Ale 12/03/2017
A cura grega
A história retrata a tragédia de Filoctetes, arqueiro deixado em uma ilha deserta por seus companheiros em razão de ter adquirido uma "doença", uma perna fétida e pustulenta acompanhada de gritos lacerantes. O livro em si trata desde a chegada de Odisseu e Neoptólemo na lha até a partida.
O arqueiro deixado por sua condição, Filoctetes, dispensado pelos atridas, jogado em uma ilha por não ser suportável acaba sendo indispensável. O feio, o sujo, a doença acaba sendo indispensável. Brilhante, se me perguntarem. Ora, é natural que despojemos aquilo que nos é nauseante, insuportável, que não vemos utilidade, mas e se isto fizer parte da equação final? Após nossos protestos e nossa aceitação, como fazer o rejeitado ajudar? Fazê-lo passar por processo semelhante? Se for Filoctetes, só alguém que consiga ver nele um homem e não o respingo de um vaticínio.
Ao reprimir uma ideia, esta não deixa de existir, como Filoctetes, mas aumenta e aumenta e torna-se perigosa. A repressão já é evidência que ela é perigosa, mas ao trancá-la ela não fica melhor. Para acessá-la, pode-se utilizar os ardis, mas só olhando-a de frente e aceitando-a como parte de si é que ela se mostrará à luz, inofensiva.

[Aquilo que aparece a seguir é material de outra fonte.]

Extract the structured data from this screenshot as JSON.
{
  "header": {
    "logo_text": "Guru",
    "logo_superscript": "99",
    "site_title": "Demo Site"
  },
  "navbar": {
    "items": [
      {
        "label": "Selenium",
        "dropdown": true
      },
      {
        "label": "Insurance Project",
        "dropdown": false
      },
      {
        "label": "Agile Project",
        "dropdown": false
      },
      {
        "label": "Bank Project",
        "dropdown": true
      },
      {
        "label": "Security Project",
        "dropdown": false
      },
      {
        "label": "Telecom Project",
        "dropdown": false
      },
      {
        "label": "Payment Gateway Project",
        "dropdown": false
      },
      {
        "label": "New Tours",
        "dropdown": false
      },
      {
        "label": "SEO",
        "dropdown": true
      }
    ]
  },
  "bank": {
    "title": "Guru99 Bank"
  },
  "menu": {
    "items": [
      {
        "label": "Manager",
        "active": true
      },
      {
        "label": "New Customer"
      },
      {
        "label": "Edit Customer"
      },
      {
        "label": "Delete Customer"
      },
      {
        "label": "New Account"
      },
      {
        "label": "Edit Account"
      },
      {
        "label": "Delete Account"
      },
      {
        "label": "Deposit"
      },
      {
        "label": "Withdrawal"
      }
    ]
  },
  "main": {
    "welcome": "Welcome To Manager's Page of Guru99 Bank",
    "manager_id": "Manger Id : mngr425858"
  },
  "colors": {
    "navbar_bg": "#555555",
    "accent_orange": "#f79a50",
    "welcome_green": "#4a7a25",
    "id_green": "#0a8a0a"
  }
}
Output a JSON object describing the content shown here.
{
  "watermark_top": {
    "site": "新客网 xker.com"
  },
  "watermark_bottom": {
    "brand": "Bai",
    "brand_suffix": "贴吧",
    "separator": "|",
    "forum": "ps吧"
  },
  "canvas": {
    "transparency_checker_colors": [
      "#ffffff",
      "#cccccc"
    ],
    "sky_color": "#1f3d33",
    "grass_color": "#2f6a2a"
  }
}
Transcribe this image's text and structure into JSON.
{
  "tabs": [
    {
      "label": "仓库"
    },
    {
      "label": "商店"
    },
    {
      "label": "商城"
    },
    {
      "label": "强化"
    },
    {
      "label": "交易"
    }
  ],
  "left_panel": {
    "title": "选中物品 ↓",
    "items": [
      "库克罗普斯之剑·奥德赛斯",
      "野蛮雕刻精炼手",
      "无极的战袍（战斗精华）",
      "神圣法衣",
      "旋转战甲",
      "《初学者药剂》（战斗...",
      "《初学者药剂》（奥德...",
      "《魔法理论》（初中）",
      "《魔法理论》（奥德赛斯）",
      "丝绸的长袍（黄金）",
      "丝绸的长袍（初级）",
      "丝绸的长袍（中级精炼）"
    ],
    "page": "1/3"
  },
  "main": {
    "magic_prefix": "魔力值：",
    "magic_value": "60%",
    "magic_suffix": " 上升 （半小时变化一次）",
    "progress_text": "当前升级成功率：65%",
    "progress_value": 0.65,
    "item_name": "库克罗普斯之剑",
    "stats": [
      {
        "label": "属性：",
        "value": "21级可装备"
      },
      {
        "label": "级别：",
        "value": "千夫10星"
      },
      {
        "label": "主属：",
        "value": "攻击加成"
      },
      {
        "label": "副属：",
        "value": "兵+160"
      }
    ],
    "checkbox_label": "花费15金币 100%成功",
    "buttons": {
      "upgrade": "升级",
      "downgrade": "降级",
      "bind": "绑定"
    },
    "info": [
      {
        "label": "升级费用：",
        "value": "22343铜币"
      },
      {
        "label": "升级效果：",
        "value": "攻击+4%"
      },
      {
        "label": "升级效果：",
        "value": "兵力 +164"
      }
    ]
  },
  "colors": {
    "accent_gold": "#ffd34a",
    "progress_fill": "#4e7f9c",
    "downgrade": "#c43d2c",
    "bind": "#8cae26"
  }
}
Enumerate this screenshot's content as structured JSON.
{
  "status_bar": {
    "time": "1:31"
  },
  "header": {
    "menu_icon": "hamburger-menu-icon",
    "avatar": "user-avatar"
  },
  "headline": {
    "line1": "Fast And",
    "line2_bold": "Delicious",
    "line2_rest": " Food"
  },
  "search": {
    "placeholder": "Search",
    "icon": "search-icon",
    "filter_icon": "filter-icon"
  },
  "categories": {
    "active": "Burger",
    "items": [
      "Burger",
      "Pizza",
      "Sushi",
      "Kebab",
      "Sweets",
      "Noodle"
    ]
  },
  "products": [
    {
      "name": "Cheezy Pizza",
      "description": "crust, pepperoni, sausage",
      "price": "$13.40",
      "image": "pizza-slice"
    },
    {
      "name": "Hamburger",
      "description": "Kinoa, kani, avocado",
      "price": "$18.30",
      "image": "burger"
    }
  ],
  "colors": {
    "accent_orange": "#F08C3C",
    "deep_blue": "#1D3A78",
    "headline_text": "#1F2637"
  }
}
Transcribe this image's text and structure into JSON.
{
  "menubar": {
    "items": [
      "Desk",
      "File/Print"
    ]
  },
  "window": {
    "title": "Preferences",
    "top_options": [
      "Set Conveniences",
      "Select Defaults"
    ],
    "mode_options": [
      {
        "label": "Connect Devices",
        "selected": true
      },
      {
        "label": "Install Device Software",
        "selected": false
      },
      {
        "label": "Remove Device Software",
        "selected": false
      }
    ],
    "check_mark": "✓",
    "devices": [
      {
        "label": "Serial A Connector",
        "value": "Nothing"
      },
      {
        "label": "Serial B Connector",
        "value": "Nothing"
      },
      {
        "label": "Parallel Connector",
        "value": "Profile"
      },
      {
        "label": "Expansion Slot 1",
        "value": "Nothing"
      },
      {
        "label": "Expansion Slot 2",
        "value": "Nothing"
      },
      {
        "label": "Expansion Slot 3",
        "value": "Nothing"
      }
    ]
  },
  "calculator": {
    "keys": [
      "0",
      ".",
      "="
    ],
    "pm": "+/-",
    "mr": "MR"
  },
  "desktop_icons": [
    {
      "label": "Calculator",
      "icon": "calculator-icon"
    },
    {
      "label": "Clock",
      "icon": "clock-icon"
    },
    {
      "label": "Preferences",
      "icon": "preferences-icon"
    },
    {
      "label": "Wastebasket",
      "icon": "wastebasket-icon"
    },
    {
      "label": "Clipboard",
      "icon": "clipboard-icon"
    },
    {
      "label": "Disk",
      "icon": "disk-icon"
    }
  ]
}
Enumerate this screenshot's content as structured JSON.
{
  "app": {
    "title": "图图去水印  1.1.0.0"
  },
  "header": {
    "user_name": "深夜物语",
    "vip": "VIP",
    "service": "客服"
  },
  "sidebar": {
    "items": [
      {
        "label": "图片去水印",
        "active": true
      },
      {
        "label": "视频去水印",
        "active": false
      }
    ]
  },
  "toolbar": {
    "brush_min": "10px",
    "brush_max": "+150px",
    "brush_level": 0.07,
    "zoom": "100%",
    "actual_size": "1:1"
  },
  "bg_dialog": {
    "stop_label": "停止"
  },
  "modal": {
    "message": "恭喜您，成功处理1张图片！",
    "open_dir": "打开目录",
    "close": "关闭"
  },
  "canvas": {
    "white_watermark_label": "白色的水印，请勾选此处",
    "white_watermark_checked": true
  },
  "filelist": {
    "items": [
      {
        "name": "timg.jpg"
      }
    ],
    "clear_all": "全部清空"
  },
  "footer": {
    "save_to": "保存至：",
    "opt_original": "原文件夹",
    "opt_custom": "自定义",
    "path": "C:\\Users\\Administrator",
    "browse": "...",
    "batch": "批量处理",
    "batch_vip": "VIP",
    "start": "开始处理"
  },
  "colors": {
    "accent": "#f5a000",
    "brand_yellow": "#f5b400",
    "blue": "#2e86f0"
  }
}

Até podemos tentar, como Odisseu o fez, tomar o arco e deixar aquele que o carrega: pegar só aquilo que é bom e deixar o podre para trás, mas isso não é possível, porque o bom e o podre andam juntos e são indissociáveis, como Filoctetes e seu arco. Só Neoptólemo, tratando-o como igual, que pode entrar na alma tão protegida de impassividade de Filoctetes.
Ele, claro, é extremamente inflexível. É diametralmente contrário a Odisseu, que se molda a cada situação. Filoctetes prefere morrer de fome numa ilha deserta, mitigado por uma doença terrível, recusando a cura e a vida heroica, para defender suas convicções. São assim as ideias reprimidas, tão difíceis de trazer à luz, farão de tudo para ficar lá, pois assim é mais confortável. Assim o é para Filoctetes, pois teria que se deparar novamente com Agamenon e os aqueus e enfrentar essa situação de frente. Muito difícil. Acredito sim que haja o ponto do conforto em não renunciar à mágoa, pois para isso é preciso muita coragem. Aquiles viveu algo parecido, e só algo muito forte foi capaz de lhe convencer, assim como a Filoctetes.
Falando nisso, a mudança do Aquileu é surpreendente. No começo, obedecia a, como se fosse, uma obrigação civil, uma obrigação de obediência a Odisseu, que é uma força oposta a Filoctetes. Este, em contato com o filho de Aquiles, aplica-lhe força contrária, obrigando-o a tomar uma decisão moral, uma decisão que representa qual caminho moral ele tomará dali para frente. Tomando partido de ambos, diria eu, tomou Filoctetes como herói e homem como os demais, sem olvidar o vaticínio troiano, convencendo-lhe a ir combater e saquear Ílion, mas ouvindo sua tragédia e dando-lhe créditos. Um verdadeiro magistrado.
Trata-se de livro em forma de teatro, podendo incomodar aqueles que não se identificam com essa forma. Não é uma leitura das mais fáceis (pelo menos nesta edição), mas é bastante curta, contabilizando 1470 versos. Para os apaixonados pela guerra de Troia, livro mais que recomendado.